Crimean Tatar Leader Calls for Boycott of Russia’s Illegitimate Elections in Occupied Crimea
Crimean Tatar Mejlis leader Refat Chubarov has addressed all Crimeans calling on them to boycott the Russian parliamentary elections which Russia is insisting on holding in annexed Crimea. His appeal coincides with a Ukrainian parliamentary resolution asking the international community to join Ukraine in not recognizing the elections in Crimea.
Dmitry Peskov, Russian President Vladimir Putin’s press secretary, has claimed that any refusal to recognize the elections will be of no consequence. This, however, is clearly not the message on the ground. Lists are being drawn up by the occupation administrations in Crimea of all public sector workers and even the staff of private firms, with them being threatened with dismissal or other penalties if they don’t turn up at the polling booths on September 18. There is also at least one example circulating of a similar order to attend campaigning events in support of the ruling United Russia party.
It is clear that Russia is eager to create the semblance of legitimacy around elections that can have none since they are taking place in a part of Ukraine which Russia is illegally occupying.
In his address Chubarov called on Crimeans to boycott all stages of the election process. He stressed that Russia is well-aware of the legal meaninglessness of these elections. It is hoping, however, by running them as though normal, to somehow validate the pseudo-referendum held at gunpoint soon after Russian soldiers invaded Crimea in Feb-March 2014.
Chubarov stresses that the methods now being applied to coerce people into attending are illegal even according to Russian legislation.
Boycotting the September 18 elections is a legal and non-violent method of opposing the Russian occupiers. Chubarov calls it an act worthy of all honest people, and a way showing support for political prisoners and their families.
Chubarov is one of the Ukrainian MPs who endorsed an appeal adopted on September 8 to the parliaments of other countries, parliamentary assemblies and international organizations.
They are asked to refrain from taking part in observing the illegal parliamentary elections in Crimea, and to not under any circumstances recognize the results. They are requested to issue official statements regarding the illegitimacy of any recognition of the elections on occupied territory.
The Verkhovna Rada warns any foreign nationals who visit Crimea to take part in observing the event that criminal proceedings will be brought against them for illegally crossing into occupied territory.
Russia has long used ‘observers’ whose unqualified and normally effusive praise can be relied upon for all pseudo-referendums, etc.
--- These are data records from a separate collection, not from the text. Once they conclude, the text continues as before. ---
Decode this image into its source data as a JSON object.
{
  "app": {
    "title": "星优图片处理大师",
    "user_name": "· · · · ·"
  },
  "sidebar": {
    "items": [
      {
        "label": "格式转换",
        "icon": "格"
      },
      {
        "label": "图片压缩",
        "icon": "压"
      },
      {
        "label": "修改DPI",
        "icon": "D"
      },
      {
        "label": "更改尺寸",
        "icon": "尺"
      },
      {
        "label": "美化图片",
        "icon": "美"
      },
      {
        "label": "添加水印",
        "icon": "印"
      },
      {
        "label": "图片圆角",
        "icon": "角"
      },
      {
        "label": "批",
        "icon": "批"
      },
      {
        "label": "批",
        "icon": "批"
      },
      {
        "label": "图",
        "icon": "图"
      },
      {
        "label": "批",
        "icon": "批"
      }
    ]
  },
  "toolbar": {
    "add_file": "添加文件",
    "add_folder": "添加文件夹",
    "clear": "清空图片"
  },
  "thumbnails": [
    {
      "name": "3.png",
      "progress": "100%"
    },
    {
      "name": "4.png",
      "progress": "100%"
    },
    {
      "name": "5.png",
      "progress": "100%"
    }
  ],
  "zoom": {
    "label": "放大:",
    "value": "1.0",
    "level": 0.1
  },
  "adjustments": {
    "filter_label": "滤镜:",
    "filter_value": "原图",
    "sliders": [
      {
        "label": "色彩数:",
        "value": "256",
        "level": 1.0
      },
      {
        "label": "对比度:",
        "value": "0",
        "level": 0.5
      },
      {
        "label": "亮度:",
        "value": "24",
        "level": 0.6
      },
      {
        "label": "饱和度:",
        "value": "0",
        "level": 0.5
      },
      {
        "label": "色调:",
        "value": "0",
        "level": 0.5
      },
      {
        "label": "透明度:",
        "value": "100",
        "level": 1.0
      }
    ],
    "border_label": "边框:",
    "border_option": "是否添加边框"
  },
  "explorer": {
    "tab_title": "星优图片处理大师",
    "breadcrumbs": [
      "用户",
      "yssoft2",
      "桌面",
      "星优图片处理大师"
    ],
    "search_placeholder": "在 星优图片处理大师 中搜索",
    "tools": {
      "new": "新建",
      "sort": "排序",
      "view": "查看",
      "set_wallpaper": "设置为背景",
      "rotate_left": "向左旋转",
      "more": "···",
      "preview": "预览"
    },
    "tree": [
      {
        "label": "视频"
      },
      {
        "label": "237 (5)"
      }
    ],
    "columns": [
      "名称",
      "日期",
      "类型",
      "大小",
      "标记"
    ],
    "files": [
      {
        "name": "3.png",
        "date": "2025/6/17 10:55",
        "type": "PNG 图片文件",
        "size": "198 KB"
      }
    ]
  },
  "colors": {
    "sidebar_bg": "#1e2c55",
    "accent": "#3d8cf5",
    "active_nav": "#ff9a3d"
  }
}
Russia has for the last two and a half years pushed the narrative that Crimeans themselves decided to hold a referendum at which they decided ‘to join’ Russia. Those in the West who repeat this line choose to ignore the heavy presence of Russian soldiers without insignia and armed and extremely aggressive paramilitaries, the lack of any real choice on the ballot paper as well as the fact that any such referendum needed to be held in accordance with Ukraine’s Constitution and was not.
The event was boycotted by most Crimean Tatars and many other Ukrainians opposed to Russia’s occupation as it was clear that this was no real referendum. The Crimean Tatar Mejlis or representative assembly has since then faced serious repression and is now banned. Even Russia’s own Human Rights Council later issued a report which clearly indicated that the alleged turnout and overwhelming support for annexation were largely fabricated. The results they found suggested much less than 50% throughout Crimea.
None of this was, of course, noticed by the ‘observers’. Some of these were financed by the Russian-based Eurasian Observatory for Democracy and Elections headed by Luc Michel and Jean-Pierre Vandersmissen, both supporters of the neo-Nazi Jean-François Thiriart and members of the extreme right Parti Communautaire National-Européen (PCN-NCP). The list of supposedly 135 observers included representatives of the far-right parties Jobbik (Hungary); Ataka (Bulgaria); Vlaams Belang (Belgium); Freedom Party (Austria) and others. There were also members of neo-Stalinist or extreme left-wing parties, including Germany’s Die Linke. Two Bundestag deputies from this German party have since twice visited militant-controlled Donbas, providing propaganda stunts for the so-called ‘Donetsk people’s republic’. Many of the same ‘observers’ have since taken part in rubberstamping even more grotesque imitations of elections in Kremlin-backed militant-controlled Donbas.
There have been constant attempts to present that event as a valid expression of Crimean voters’ wishes. There were lies from the outset, and attempts to pretend that the OSCE was present. The far-right Luc Michel was, for example, presented by pro-Kremlin TV Rossiya 24 as from the OSCE.
There are no grounds for expecting anything seriously resembling fair elections anywhere in the Russian Federation, and in Russian-occupied Crimea they are, by definition, impossible and to be given a very wide berth.